Carbon fullerenes are emerging as effective devices for different biomedical applications, including the transportation of nanosized drugs and extraction of harmful oxidants and radicals. It has been proposed that fullerenes could be used as novel antibacterial agents, given the realization that the nanoparticles can kill pathogenic Gram-negative bacteria. To explore this at the molecular level, we simulated C60 fullerenes with bacterial membranes using the coarse-grain molecular dynamics Martini force field. We found that pristine C60 has a limited tendency to penetrate (incomplete core) Re mutant lipopolysaccharide (LPS) leaflets, but the translocation of C60 fullerenes into (complete core) Ra mutant LPS leaflets is not thermodynamically favored. Moreover, we showed that the permeability of the Re LPS bilayers depends sensitively on the system temperature, charge of ambient ions, and prevalence of palmitoyloleoylphosphoethanolamine (POPE) defect domains.

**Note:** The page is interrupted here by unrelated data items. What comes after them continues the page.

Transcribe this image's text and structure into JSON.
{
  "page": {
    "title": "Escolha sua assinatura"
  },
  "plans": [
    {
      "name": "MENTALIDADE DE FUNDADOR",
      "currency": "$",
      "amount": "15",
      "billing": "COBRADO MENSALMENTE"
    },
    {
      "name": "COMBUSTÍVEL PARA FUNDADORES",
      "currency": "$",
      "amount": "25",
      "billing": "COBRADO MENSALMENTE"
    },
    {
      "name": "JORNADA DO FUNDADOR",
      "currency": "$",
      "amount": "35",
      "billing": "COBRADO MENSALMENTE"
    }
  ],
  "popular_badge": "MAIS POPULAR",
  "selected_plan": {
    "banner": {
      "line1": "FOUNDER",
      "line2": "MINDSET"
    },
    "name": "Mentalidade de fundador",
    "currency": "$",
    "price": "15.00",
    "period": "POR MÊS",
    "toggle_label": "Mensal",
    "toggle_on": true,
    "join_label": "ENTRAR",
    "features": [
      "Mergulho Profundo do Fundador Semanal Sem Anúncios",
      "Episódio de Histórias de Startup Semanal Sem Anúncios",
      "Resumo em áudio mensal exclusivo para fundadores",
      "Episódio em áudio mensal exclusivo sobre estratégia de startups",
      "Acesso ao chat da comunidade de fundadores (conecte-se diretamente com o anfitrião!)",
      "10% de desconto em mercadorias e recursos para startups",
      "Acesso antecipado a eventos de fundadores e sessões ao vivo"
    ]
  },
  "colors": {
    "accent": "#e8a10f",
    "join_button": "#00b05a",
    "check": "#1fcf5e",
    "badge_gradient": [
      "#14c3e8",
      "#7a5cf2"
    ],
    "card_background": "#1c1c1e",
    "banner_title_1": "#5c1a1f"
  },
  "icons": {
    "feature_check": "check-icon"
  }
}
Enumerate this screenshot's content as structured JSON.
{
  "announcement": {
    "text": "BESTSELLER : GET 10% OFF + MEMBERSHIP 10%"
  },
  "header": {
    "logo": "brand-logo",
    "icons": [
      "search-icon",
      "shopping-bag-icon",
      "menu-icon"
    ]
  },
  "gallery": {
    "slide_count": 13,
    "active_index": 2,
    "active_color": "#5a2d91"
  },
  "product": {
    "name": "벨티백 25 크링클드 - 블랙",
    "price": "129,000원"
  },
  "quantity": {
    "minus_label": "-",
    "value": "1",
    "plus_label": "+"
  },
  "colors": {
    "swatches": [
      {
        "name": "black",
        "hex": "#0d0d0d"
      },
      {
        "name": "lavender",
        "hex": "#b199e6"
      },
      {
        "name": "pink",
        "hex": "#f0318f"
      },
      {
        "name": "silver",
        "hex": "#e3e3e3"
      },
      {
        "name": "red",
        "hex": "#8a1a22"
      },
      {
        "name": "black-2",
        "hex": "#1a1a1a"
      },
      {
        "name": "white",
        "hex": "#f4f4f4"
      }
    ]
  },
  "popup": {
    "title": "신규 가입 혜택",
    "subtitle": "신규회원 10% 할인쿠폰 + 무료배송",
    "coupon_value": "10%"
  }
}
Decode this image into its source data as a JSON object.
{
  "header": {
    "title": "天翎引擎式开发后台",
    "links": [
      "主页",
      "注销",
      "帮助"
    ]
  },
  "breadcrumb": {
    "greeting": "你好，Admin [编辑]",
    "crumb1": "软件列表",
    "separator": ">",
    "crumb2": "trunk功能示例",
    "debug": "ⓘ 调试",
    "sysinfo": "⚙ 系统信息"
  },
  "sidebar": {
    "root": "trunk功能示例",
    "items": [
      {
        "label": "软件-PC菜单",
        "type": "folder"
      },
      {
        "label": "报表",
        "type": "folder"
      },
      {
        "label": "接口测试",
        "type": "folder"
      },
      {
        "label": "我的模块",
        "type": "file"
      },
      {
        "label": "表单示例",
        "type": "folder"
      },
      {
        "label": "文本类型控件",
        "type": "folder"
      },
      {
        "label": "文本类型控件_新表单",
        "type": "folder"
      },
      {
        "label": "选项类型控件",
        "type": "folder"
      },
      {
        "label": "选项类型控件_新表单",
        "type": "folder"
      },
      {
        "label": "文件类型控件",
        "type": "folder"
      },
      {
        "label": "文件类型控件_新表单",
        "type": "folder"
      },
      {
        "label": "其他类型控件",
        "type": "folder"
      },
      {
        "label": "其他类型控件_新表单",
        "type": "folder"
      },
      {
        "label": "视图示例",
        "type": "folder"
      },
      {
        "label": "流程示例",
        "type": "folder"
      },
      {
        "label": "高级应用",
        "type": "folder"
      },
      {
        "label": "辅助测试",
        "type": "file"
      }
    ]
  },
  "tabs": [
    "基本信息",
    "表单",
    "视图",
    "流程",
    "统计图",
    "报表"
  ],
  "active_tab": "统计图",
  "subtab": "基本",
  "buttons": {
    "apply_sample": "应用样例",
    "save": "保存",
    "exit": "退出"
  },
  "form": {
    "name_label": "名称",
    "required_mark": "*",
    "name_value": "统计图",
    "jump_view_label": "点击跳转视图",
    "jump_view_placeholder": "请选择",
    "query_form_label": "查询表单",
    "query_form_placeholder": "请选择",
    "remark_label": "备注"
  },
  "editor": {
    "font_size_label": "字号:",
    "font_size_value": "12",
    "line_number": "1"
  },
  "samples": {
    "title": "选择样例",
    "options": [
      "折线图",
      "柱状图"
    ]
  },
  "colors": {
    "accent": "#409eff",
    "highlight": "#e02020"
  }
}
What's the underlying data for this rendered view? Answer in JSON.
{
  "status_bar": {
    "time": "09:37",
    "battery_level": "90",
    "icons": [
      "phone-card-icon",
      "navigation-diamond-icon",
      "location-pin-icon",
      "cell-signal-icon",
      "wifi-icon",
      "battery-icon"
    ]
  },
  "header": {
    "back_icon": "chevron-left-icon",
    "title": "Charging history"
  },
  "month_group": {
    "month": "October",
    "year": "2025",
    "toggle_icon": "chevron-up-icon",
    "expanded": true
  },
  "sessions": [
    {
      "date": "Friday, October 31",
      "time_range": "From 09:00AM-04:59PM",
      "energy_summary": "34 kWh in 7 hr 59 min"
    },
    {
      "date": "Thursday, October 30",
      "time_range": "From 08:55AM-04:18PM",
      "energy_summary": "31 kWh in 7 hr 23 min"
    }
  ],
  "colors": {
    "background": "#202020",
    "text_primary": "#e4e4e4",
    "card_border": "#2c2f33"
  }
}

The different permeabilities are rationalized in terms of transitory head group pore formation, which underpins the translocation of C60 into the lipid core. The Re LPS lipids readily form transient micropores when they are linked with monovalent cations or when they are heated to a high temperature. POPE lipids are shown to be particularly adept at forming these transient surface cavities, and their inclusion into Re LPS membranes facilitates the formation of particularly large pores that are tunneled by C60 aggregates of a significant size (∼5 nm wide). After insertion into the lipid core, the aggregates dissociate, and the disbanded nanoparticles migrate to the interface between separate POPE and LPS domains, where they weaken the boundaries between the coexisting lipid fractions and thereby promote lipid mixing.